VA Officials May Face Charges for Abusing Positions for Personal Gain

Department of Veterans Affairs

Two senior Department of Veterans Affairs officials could face criminal prosecution after the agency investigators found they coerced two VA regional office directors to leave their jobs so that they could then fill them.

Diana Rubens had been a deputy under secretary for field operations until she took over as director for Veterans Affairs Regional Office in Philadelphia in June 2014. Kimberly Graves, formerly director of the Veterans Benefits Administration's Eastern Area Office (now called the North Atlantic District) took over as director of the St. Paul, Minnesota, VARO in October 2014.

"Our analysis of available evidence indicated two directors appear to have been inappropriately coerced to leave positions they were not interested in leaving to create vacancies for Ms. Rubens and Ms. Graves," the IG investigators said in the report.

The IG made criminal referrals to the U.S. Attorney's Office for the District of Columbia on the actions "orchestrated" by Rubens and Graves and said formal decisions on whether to prosecute are pending.

Rep. Jeff Miller, chairman of the House Veterans Affairs Committee, said he expects the federal attorney's office to weigh the criminal referral and, if warranted, prosecute the officials "to the fullest extent of the law."

"This report is simply the latest in a long line of investigations showing VA officials helping themselves instead of helping America's veterans," Miller said.

The IG also is recommending the VA look into disciplinary actions against several officials for their roles in Rubens' move to Philadelphia, including VBA Under Secretary Allison Hickey, who told investigators she picked Rubens for the job.

Rubens and Graves both moved into jobs that carried much less responsibility and fell lower on the SES pay scale than they were getting, but retained their high six-figure salaries. Rubens was earning $181,000 and Graves $174,000.

In addition, both were provided relocation expenses.  Rubens was paid $274,000 for her move and Graves was paid $129,000, the IG states. For her move Rubens was able to take advantage of the Appraised Value Offer program, which pays an employee for the value of their home as an incentive for a job move.

While the payments were allowable under federal and VA policy, the IG questioned the timeliness of Rubens being eligible for the AVO program. It also took issue with her getting a 17-day extension for temporary quarters subsistence allowance, reimbursement of $76 for alcoholic beverages and a $47 restaurant bill not backed up with receipts.

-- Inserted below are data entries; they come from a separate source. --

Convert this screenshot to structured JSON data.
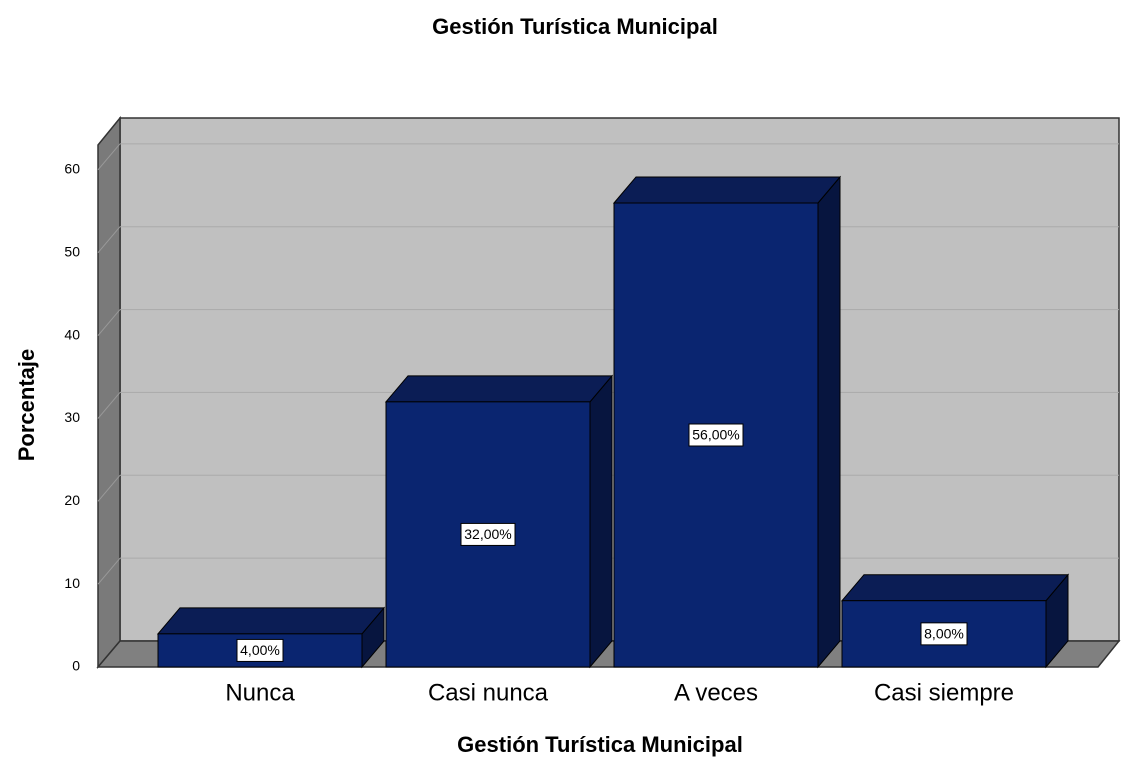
{
  "chart_data": {
    "type": "bar3d",
    "title": "Gestión Turística Municipal",
    "x_label": "Gestión Turística Municipal",
    "y_label": "Porcentaje",
    "categories": [
      "Nunca",
      "Casi nunca",
      "A veces",
      "Casi siempre"
    ],
    "values": [
      4,
      32,
      56,
      8
    ],
    "value_labels": [
      "4,00%",
      "32,00%",
      "56,00%",
      "8,00%"
    ],
    "color": "#0a2570",
    "ylim": [
      0,
      63
    ],
    "yticks": [
      0,
      10,
      20,
      30,
      40,
      50,
      60
    ],
    "grid": true
  }
}
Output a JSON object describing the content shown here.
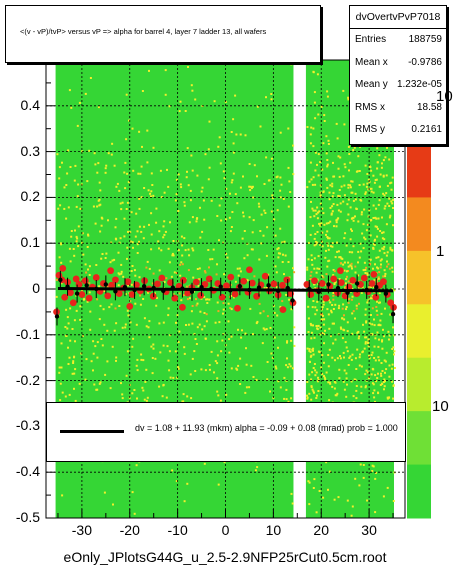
{
  "title": "<(v - vP)/tvP> versus   vP => alpha for barrel 4, layer 7 ladder 13, all wafers",
  "stats": {
    "name": "dvOvertvPvP7018",
    "rows": [
      {
        "label": "Entries",
        "value": "188759"
      },
      {
        "label": "Mean x",
        "value": "-0.9786"
      },
      {
        "label": "Mean y",
        "value": "1.232e-05"
      },
      {
        "label": "RMS x",
        "value": "18.58"
      },
      {
        "label": "RMS y",
        "value": "0.2161"
      }
    ]
  },
  "fit_text": "dv =    1.08 +  11.93 (mkm) alpha =    -0.09 +  0.08 (mrad) prob = 1.000",
  "footer": "eOnly_JPlotsG44G_u_2.5-2.9NFP25rCut0.5cm.root",
  "colors": {
    "band_green": "#35d635",
    "band_yellow": "#f2ef2c",
    "band_orange": "#f6a524",
    "points": "#e8231c",
    "profile": "#000000"
  },
  "chart_data": {
    "type": "heatmap",
    "xlim": [
      -37.5,
      37.5
    ],
    "ylim": [
      -0.5,
      0.5
    ],
    "x_ticks": [
      -30,
      -20,
      -10,
      0,
      10,
      20,
      30
    ],
    "x_tick_labels": [
      "-30",
      "-20",
      "-10",
      "0",
      "10",
      "20",
      "30"
    ],
    "y_ticks": [
      0.4,
      0.3,
      0.2,
      0.1,
      0,
      -0.1,
      -0.2,
      -0.3,
      -0.4,
      -0.5
    ],
    "y_tick_labels": [
      "0.4",
      "0.3",
      "0.2",
      "0.1",
      "0",
      "-0.1",
      "-0.2",
      "-0.3",
      "-0.4",
      "-0.5"
    ],
    "z_scale": "log",
    "z_tick_labels": [
      "10",
      "1",
      "10"
    ],
    "grid": true,
    "occupied_x_ranges": [
      [
        -35.5,
        14.2
      ],
      [
        16.8,
        35.2
      ]
    ],
    "profile_points": [
      {
        "x": -35.2,
        "y": -0.06
      },
      {
        "x": -34.5,
        "y": 0.02
      },
      {
        "x": -33.0,
        "y": 0.005
      },
      {
        "x": -31.0,
        "y": -0.01
      },
      {
        "x": -29.0,
        "y": 0.008
      },
      {
        "x": -27.0,
        "y": 0.0
      },
      {
        "x": -25.0,
        "y": 0.01
      },
      {
        "x": -23.0,
        "y": -0.005
      },
      {
        "x": -21.0,
        "y": 0.004
      },
      {
        "x": -19.0,
        "y": -0.002
      },
      {
        "x": -17.0,
        "y": 0.006
      },
      {
        "x": -15.0,
        "y": 0.002
      },
      {
        "x": -13.0,
        "y": -0.004
      },
      {
        "x": -11.0,
        "y": 0.003
      },
      {
        "x": -9.0,
        "y": 0.001
      },
      {
        "x": -7.0,
        "y": -0.006
      },
      {
        "x": -5.0,
        "y": 0.004
      },
      {
        "x": -3.0,
        "y": 0.0
      },
      {
        "x": -1.0,
        "y": 0.005
      },
      {
        "x": 1.0,
        "y": -0.003
      },
      {
        "x": 3.0,
        "y": 0.006
      },
      {
        "x": 5.0,
        "y": -0.002
      },
      {
        "x": 7.0,
        "y": 0.003
      },
      {
        "x": 9.0,
        "y": 0.008
      },
      {
        "x": 11.0,
        "y": -0.004
      },
      {
        "x": 13.0,
        "y": 0.002
      },
      {
        "x": 14.0,
        "y": -0.025
      },
      {
        "x": 17.5,
        "y": 0.0
      },
      {
        "x": 19.5,
        "y": -0.006
      },
      {
        "x": 21.5,
        "y": 0.01
      },
      {
        "x": 23.5,
        "y": 0.002
      },
      {
        "x": 25.5,
        "y": -0.008
      },
      {
        "x": 27.5,
        "y": 0.012
      },
      {
        "x": 29.5,
        "y": -0.002
      },
      {
        "x": 31.5,
        "y": 0.004
      },
      {
        "x": 33.5,
        "y": -0.01
      },
      {
        "x": 35.0,
        "y": -0.055
      }
    ],
    "red_points": [
      {
        "x": -35.3,
        "y": -0.05
      },
      {
        "x": -34.8,
        "y": 0.03
      },
      {
        "x": -34.2,
        "y": 0.02
      },
      {
        "x": -33.6,
        "y": -0.018
      },
      {
        "x": -33.0,
        "y": 0.015
      },
      {
        "x": -32.4,
        "y": -0.008
      },
      {
        "x": -31.8,
        "y": -0.03
      },
      {
        "x": -31.2,
        "y": 0.022
      },
      {
        "x": -30.6,
        "y": 0.01
      },
      {
        "x": -30.0,
        "y": -0.012
      },
      {
        "x": -29.3,
        "y": 0.018
      },
      {
        "x": -28.5,
        "y": -0.02
      },
      {
        "x": -27.8,
        "y": 0.004
      },
      {
        "x": -27.0,
        "y": 0.025
      },
      {
        "x": -26.2,
        "y": -0.005
      },
      {
        "x": -25.5,
        "y": 0.012
      },
      {
        "x": -24.6,
        "y": -0.015
      },
      {
        "x": -23.8,
        "y": 0.008
      },
      {
        "x": -23.0,
        "y": 0.02
      },
      {
        "x": -22.2,
        "y": -0.01
      },
      {
        "x": -21.3,
        "y": 0.002
      },
      {
        "x": -20.4,
        "y": 0.016
      },
      {
        "x": -19.5,
        "y": -0.012
      },
      {
        "x": -18.6,
        "y": 0.009
      },
      {
        "x": -17.8,
        "y": -0.004
      },
      {
        "x": -16.9,
        "y": 0.018
      },
      {
        "x": -16.0,
        "y": 0.0
      },
      {
        "x": -15.1,
        "y": -0.016
      },
      {
        "x": -14.2,
        "y": 0.011
      },
      {
        "x": -13.3,
        "y": 0.024
      },
      {
        "x": -12.4,
        "y": -0.006
      },
      {
        "x": -11.5,
        "y": 0.014
      },
      {
        "x": -10.6,
        "y": -0.02
      },
      {
        "x": -9.7,
        "y": 0.006
      },
      {
        "x": -8.8,
        "y": 0.019
      },
      {
        "x": -7.9,
        "y": -0.009
      },
      {
        "x": -7.0,
        "y": 0.003
      },
      {
        "x": -6.1,
        "y": 0.015
      },
      {
        "x": -5.2,
        "y": -0.014
      },
      {
        "x": -4.3,
        "y": 0.01
      },
      {
        "x": -3.4,
        "y": 0.022
      },
      {
        "x": -2.5,
        "y": -0.003
      },
      {
        "x": -1.6,
        "y": 0.012
      },
      {
        "x": -0.7,
        "y": -0.018
      },
      {
        "x": 0.2,
        "y": 0.007
      },
      {
        "x": 1.1,
        "y": 0.026
      },
      {
        "x": 2.0,
        "y": -0.011
      },
      {
        "x": 2.9,
        "y": 0.004
      },
      {
        "x": 3.8,
        "y": 0.017
      },
      {
        "x": 4.7,
        "y": -0.007
      },
      {
        "x": 5.6,
        "y": 0.013
      },
      {
        "x": 6.5,
        "y": -0.016
      },
      {
        "x": 7.4,
        "y": 0.009
      },
      {
        "x": 8.3,
        "y": 0.028
      },
      {
        "x": 9.2,
        "y": -0.004
      },
      {
        "x": 10.1,
        "y": 0.011
      },
      {
        "x": 11.0,
        "y": -0.013
      },
      {
        "x": 11.9,
        "y": 0.008
      },
      {
        "x": 12.8,
        "y": 0.02
      },
      {
        "x": 13.6,
        "y": -0.01
      },
      {
        "x": 14.1,
        "y": -0.03
      },
      {
        "x": 17.0,
        "y": 0.01
      },
      {
        "x": 17.8,
        "y": -0.012
      },
      {
        "x": 18.6,
        "y": 0.018
      },
      {
        "x": 19.4,
        "y": -0.004
      },
      {
        "x": 20.2,
        "y": 0.012
      },
      {
        "x": 21.0,
        "y": -0.02
      },
      {
        "x": 21.8,
        "y": 0.006
      },
      {
        "x": 22.6,
        "y": 0.022
      },
      {
        "x": 23.4,
        "y": -0.008
      },
      {
        "x": 24.2,
        "y": 0.014
      },
      {
        "x": 25.0,
        "y": -0.015
      },
      {
        "x": 25.8,
        "y": 0.004
      },
      {
        "x": 26.6,
        "y": 0.019
      },
      {
        "x": 27.4,
        "y": -0.01
      },
      {
        "x": 28.2,
        "y": 0.01
      },
      {
        "x": 29.0,
        "y": 0.024
      },
      {
        "x": 29.8,
        "y": -0.006
      },
      {
        "x": 30.6,
        "y": 0.012
      },
      {
        "x": 31.4,
        "y": -0.018
      },
      {
        "x": 32.2,
        "y": 0.008
      },
      {
        "x": 33.0,
        "y": 0.016
      },
      {
        "x": 33.8,
        "y": -0.012
      },
      {
        "x": 34.5,
        "y": -0.03
      },
      {
        "x": 35.1,
        "y": -0.04
      },
      {
        "x": -34.0,
        "y": 0.045
      },
      {
        "x": -24.0,
        "y": 0.04
      },
      {
        "x": -9.0,
        "y": -0.04
      },
      {
        "x": 5.0,
        "y": 0.042
      },
      {
        "x": 12.0,
        "y": -0.045
      },
      {
        "x": 24.0,
        "y": 0.04
      },
      {
        "x": 31.0,
        "y": 0.032
      },
      {
        "x": -20.0,
        "y": -0.038
      },
      {
        "x": 2.5,
        "y": -0.042
      }
    ]
  }
}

The IG said regulations allowed for the officials to keep their high salaries even though they took jobs that paid lower on the scale and decreased their responsibilities.

Rubens took over the Philadelphia VARO from Robert McKenrick, who was transferred to the Los Angeles regional office.  McKenrick told investigators the message he got was to take the LA position or lose his job.

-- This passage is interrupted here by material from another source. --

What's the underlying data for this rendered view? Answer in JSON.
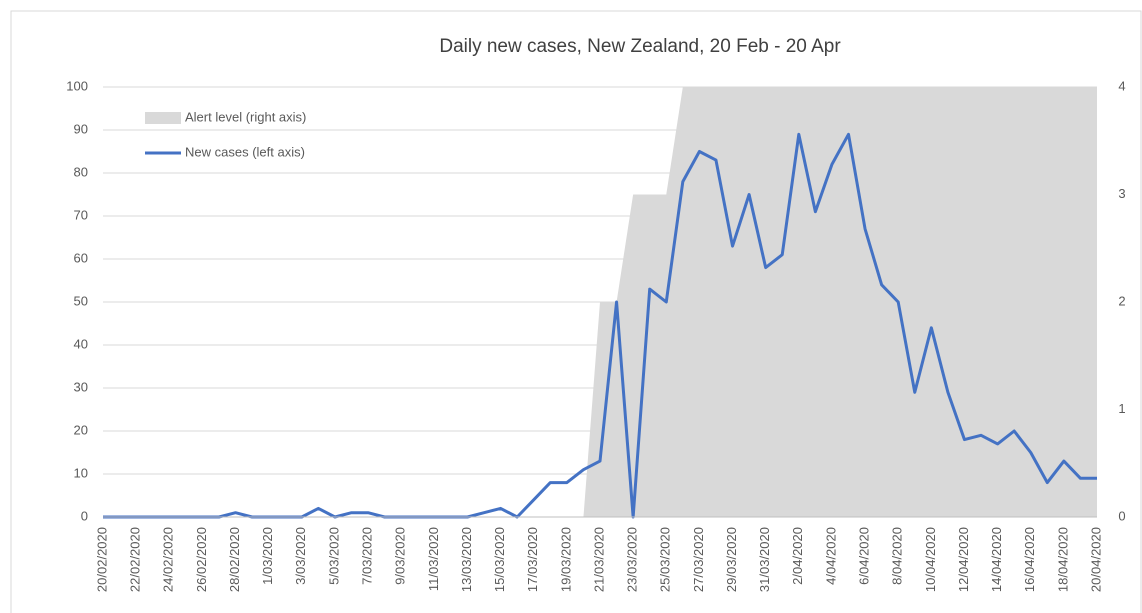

"We found Ms. Rubens' reassignment to Philadelphia was approved before Mr. McKenrick was given a chance to review and consider his reassignment package," the investigators also noted.

Graves moved into the St. Paul VARO after having a hand in its former director, Antoine Waller, making an inquiry into assuming directorship of the Philadelphia regional office, the report states. After he inquired into that job Graves told him it was no longer available, but that his name had been forwarded to VA Secretary Bob McDonald for the Baltimore regional office.

Waller did not want Baltimore, but Graves' subordinate, Beth Mc Coy, informed him in an email that with his name before McDonald "saying no now is not a clean or easy option."

Waller took the Baltimore job. Once St. Paul opened up, according to the IG, Graves contacted Rubens, saying "I'd like to throw my name in for consideration for St. Paul ... I feel like I've done my time and I'd like to put my name in."

In both cases, the IG says in a just-released report, the women retained high Senior Executive Service annual salaries even though their new positions were lower on the SES pay scales and carried significantly fewer responsibilities.